Taking into consideration all the above the Saras group will aim to achieve, in last quarter a premium above the EMC Benchmark margin of around 2.4 ÷ 2.8 \$/bl (net of maintenance).
After having completed the authorization procedure from the end if August the bunkering activity was started.
As for the Marketing segment results, it expected the consolidation of the good results achieved. The contribution of this activity must be considered jointly to that of refining due to the strong coordination between technical and commercial skills on which our business model is based.
With reference to the Power Generation segment, the annual planned maintenance program was completed in the first half of the year and no further activity is scheduled for the rest of the year. CIP6 tariff is influenced by lower gas prices driven by large availability of gas on the market.
Finally it was completed successfully the 30 MW expansion of our wind farm, taking total installed capacity to 126 MW. The new turbines entered into operation from 27th September.
Net Financial Position by year end is expected to stay positive.

On October 30th, 2019, the Board of Directors of Saras SpA will meet in order to approve the Third Quarter and first nine months of 2019 Group's results. Subsequently a dedicated press release will be issued via SDIR and, at the same time, a slide presentation will become available on the company's website (www.saras.it).
On the same day at 16:00 CET, there will be a conference call for analysts and investors, during which the management will comment the results and answer to relevant questions.
Dial in numbers:
For Italy: +39 02 805 88 11 For UK: + 44 121 281 8003 For USA: +1 718 7058794
Link for the live webcast: https://87399.choruscall.eu/links/saras191030.html Playback and transcript of the webcast will also be available on the company's website. For enquiries, please contact Saras' Investor Relations Department.
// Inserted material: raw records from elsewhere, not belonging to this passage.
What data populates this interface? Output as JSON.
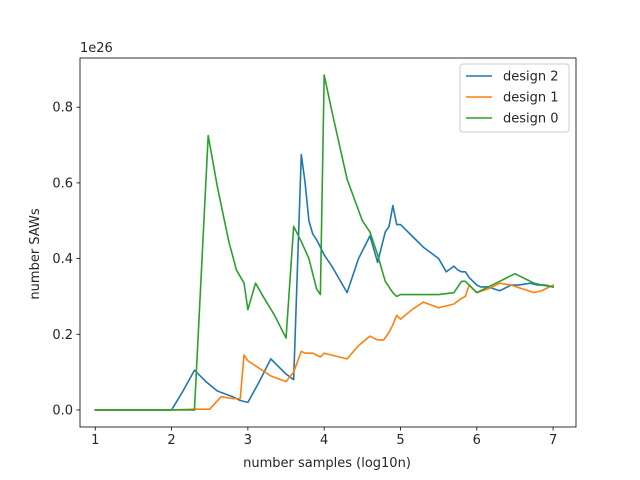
{
  "chart_data": {
    "type": "line",
    "title": "",
    "xlabel": "number samples (log10n)",
    "ylabel": "number SAWs",
    "offset_text": "1e26",
    "xlim": [
      0.8,
      7.3
    ],
    "ylim": [
      -0.045,
      0.93
    ],
    "xticks": [
      1,
      2,
      3,
      4,
      5,
      6,
      7
    ],
    "xtick_labels": [
      "1",
      "2",
      "3",
      "4",
      "5",
      "6",
      "7"
    ],
    "yticks": [
      0.0,
      0.2,
      0.4,
      0.6,
      0.8
    ],
    "ytick_labels": [
      "0.0",
      "0.2",
      "0.4",
      "0.6",
      "0.8"
    ],
    "grid": false,
    "legend_position": "top-right",
    "series": [
      {
        "name": "design 2",
        "color": "#1f77b4",
        "x": [
          1.0,
          1.3,
          1.5,
          1.7,
          1.85,
          2.0,
          2.15,
          2.3,
          2.45,
          2.6,
          2.8,
          2.9,
          3.0,
          3.15,
          3.3,
          3.5,
          3.6,
          3.7,
          3.75,
          3.8,
          3.85,
          3.9,
          4.0,
          4.1,
          4.2,
          4.3,
          4.45,
          4.6,
          4.7,
          4.8,
          4.85,
          4.9,
          4.95,
          5.0,
          5.15,
          5.3,
          5.5,
          5.6,
          5.7,
          5.75,
          5.8,
          5.85,
          5.9,
          6.0,
          6.05,
          6.15,
          6.3,
          6.45,
          6.55,
          6.7,
          6.8,
          6.9,
          7.0
        ],
        "values": [
          0.0,
          0.0,
          0.0,
          0.0,
          0.0,
          0.0,
          0.05,
          0.105,
          0.075,
          0.05,
          0.035,
          0.025,
          0.02,
          0.075,
          0.135,
          0.095,
          0.08,
          0.675,
          0.6,
          0.5,
          0.465,
          0.45,
          0.41,
          0.38,
          0.345,
          0.31,
          0.4,
          0.46,
          0.39,
          0.47,
          0.485,
          0.54,
          0.49,
          0.49,
          0.46,
          0.43,
          0.4,
          0.365,
          0.38,
          0.37,
          0.365,
          0.365,
          0.35,
          0.33,
          0.325,
          0.325,
          0.315,
          0.33,
          0.33,
          0.335,
          0.33,
          0.33,
          0.325
        ]
      },
      {
        "name": "design 1",
        "color": "#ff7f0e",
        "x": [
          1.0,
          1.5,
          2.0,
          2.3,
          2.5,
          2.65,
          2.8,
          2.9,
          2.95,
          3.0,
          3.15,
          3.3,
          3.5,
          3.6,
          3.7,
          3.75,
          3.85,
          3.95,
          4.0,
          4.1,
          4.3,
          4.45,
          4.6,
          4.7,
          4.78,
          4.85,
          4.9,
          4.95,
          5.0,
          5.15,
          5.3,
          5.5,
          5.7,
          5.8,
          5.85,
          5.9,
          6.0,
          6.15,
          6.3,
          6.45,
          6.6,
          6.75,
          6.85,
          7.0
        ],
        "values": [
          0.0,
          0.0,
          0.0,
          0.002,
          0.002,
          0.035,
          0.03,
          0.03,
          0.145,
          0.13,
          0.11,
          0.09,
          0.075,
          0.1,
          0.155,
          0.15,
          0.15,
          0.14,
          0.15,
          0.145,
          0.135,
          0.17,
          0.195,
          0.185,
          0.185,
          0.205,
          0.225,
          0.25,
          0.24,
          0.265,
          0.285,
          0.27,
          0.28,
          0.295,
          0.3,
          0.33,
          0.31,
          0.32,
          0.335,
          0.33,
          0.32,
          0.31,
          0.315,
          0.33
        ]
      },
      {
        "name": "design 0",
        "color": "#2ca02c",
        "x": [
          1.0,
          1.5,
          2.0,
          2.3,
          2.48,
          2.6,
          2.75,
          2.85,
          2.95,
          3.0,
          3.1,
          3.2,
          3.35,
          3.5,
          3.6,
          3.7,
          3.8,
          3.9,
          3.95,
          4.0,
          4.1,
          4.3,
          4.5,
          4.6,
          4.7,
          4.8,
          4.9,
          4.95,
          5.0,
          5.15,
          5.3,
          5.5,
          5.7,
          5.8,
          5.85,
          5.9,
          6.0,
          6.15,
          6.3,
          6.5,
          6.65,
          6.75,
          6.85,
          7.0
        ],
        "values": [
          0.0,
          0.0,
          0.0,
          0.0,
          0.725,
          0.59,
          0.445,
          0.37,
          0.335,
          0.265,
          0.335,
          0.3,
          0.25,
          0.19,
          0.485,
          0.445,
          0.4,
          0.32,
          0.305,
          0.885,
          0.79,
          0.61,
          0.5,
          0.47,
          0.41,
          0.34,
          0.31,
          0.3,
          0.305,
          0.305,
          0.305,
          0.305,
          0.31,
          0.34,
          0.34,
          0.33,
          0.31,
          0.325,
          0.34,
          0.36,
          0.345,
          0.335,
          0.33,
          0.325
        ]
      }
    ]
  }
}
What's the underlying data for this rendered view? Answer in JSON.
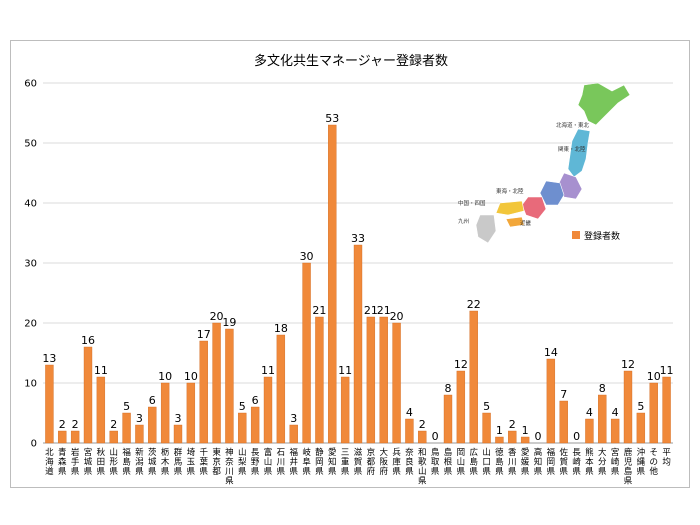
{
  "chart_data": {
    "type": "bar",
    "title": "多文化共生マネージャー登録者数",
    "xlabel": "",
    "ylabel": "",
    "ylim": [
      0,
      60
    ],
    "yticks": [
      0,
      10,
      20,
      30,
      40,
      50,
      60
    ],
    "grid": true,
    "legend": [
      "登録者数"
    ],
    "legend_position": "right",
    "bar_color": "#F0893A",
    "categories": [
      "北海道",
      "青森県",
      "岩手県",
      "宮城県",
      "秋田県",
      "山形県",
      "福島県",
      "新潟県",
      "茨城県",
      "栃木県",
      "群馬県",
      "埼玉県",
      "千葉県",
      "東京都",
      "神奈川県",
      "山梨県",
      "長野県",
      "富山県",
      "石川県",
      "福井県",
      "岐阜県",
      "静岡県",
      "愛知県",
      "三重県",
      "滋賀県",
      "京都府",
      "大阪府",
      "兵庫県",
      "奈良県",
      "和歌山県",
      "鳥取県",
      "島根県",
      "岡山県",
      "広島県",
      "山口県",
      "徳島県",
      "香川県",
      "愛媛県",
      "高知県",
      "福岡県",
      "佐賀県",
      "長崎県",
      "熊本県",
      "大分県",
      "宮崎県",
      "鹿児島県",
      "沖縄県",
      "その他",
      "平均"
    ],
    "values": [
      13,
      2,
      2,
      16,
      11,
      2,
      5,
      3,
      6,
      10,
      3,
      10,
      17,
      20,
      19,
      5,
      6,
      11,
      18,
      3,
      30,
      21,
      53,
      11,
      33,
      21,
      21,
      20,
      4,
      2,
      0,
      8,
      12,
      22,
      5,
      1,
      2,
      1,
      0,
      14,
      7,
      0,
      4,
      8,
      4,
      12,
      5,
      10,
      11
    ]
  },
  "map": {
    "labels": [
      "北海道・東北",
      "関東・北陸",
      "東海・北陸",
      "近畿",
      "中国・四国",
      "九州"
    ]
  }
}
This press release has been prepared pursuant to the Regulation implementing Legislative Decree 24th February 1998 number 58, adopted by CONSOB under resolution 14th May 1999 number 11971, as amended and supplemented. It is available to the general public on the Company's website under "Investors/Financial Press Releases", and also on the authorised storage mechanism (). Moreover, the Interim Financial Report as of 30th September 2019 is also available to the public at the Company's registered Office in Sarroch (CA) S.S. 195 Sulcitana Km. 19, at the administrative office in Milan, Via dell'Unione n. 1, on the Company's website under "Investors Financial Reports", and on the authorised storage mechanism.
Saras Investor Relations Phone + 39 02 7737642 [email protected]
Media contacts Francesca Pezzoli Phone + 39 02 7737642 [email protected]
Comin & Partners Lelio Alfonso Phone +39 334 6054090 [email protected]
Giuseppe Stamegna Phone +39 392 0240063 giuseppe.stamegna @cominandpartners.com
The Saras Group, founded by Angelo Moratti in 1962, has about 1,950 employees and total revenues of about 10.4 billion Euros as of 31st December 2018. Today, the Group is a leading European crude oil refiner and it is active also in the energy sector. It sells and distributes petroleum products in the domestic and international markets, directly and through its subsidiaries. The Group also operates in the production and sale of electricity, through its subsidiaries Sarlux Srl (IGCC plant) and Sardeolica Srl (Wind plant). Moreover, the Group provides industrial services to the oil, energy and environment sectors through its subsidiary Sartec Srl.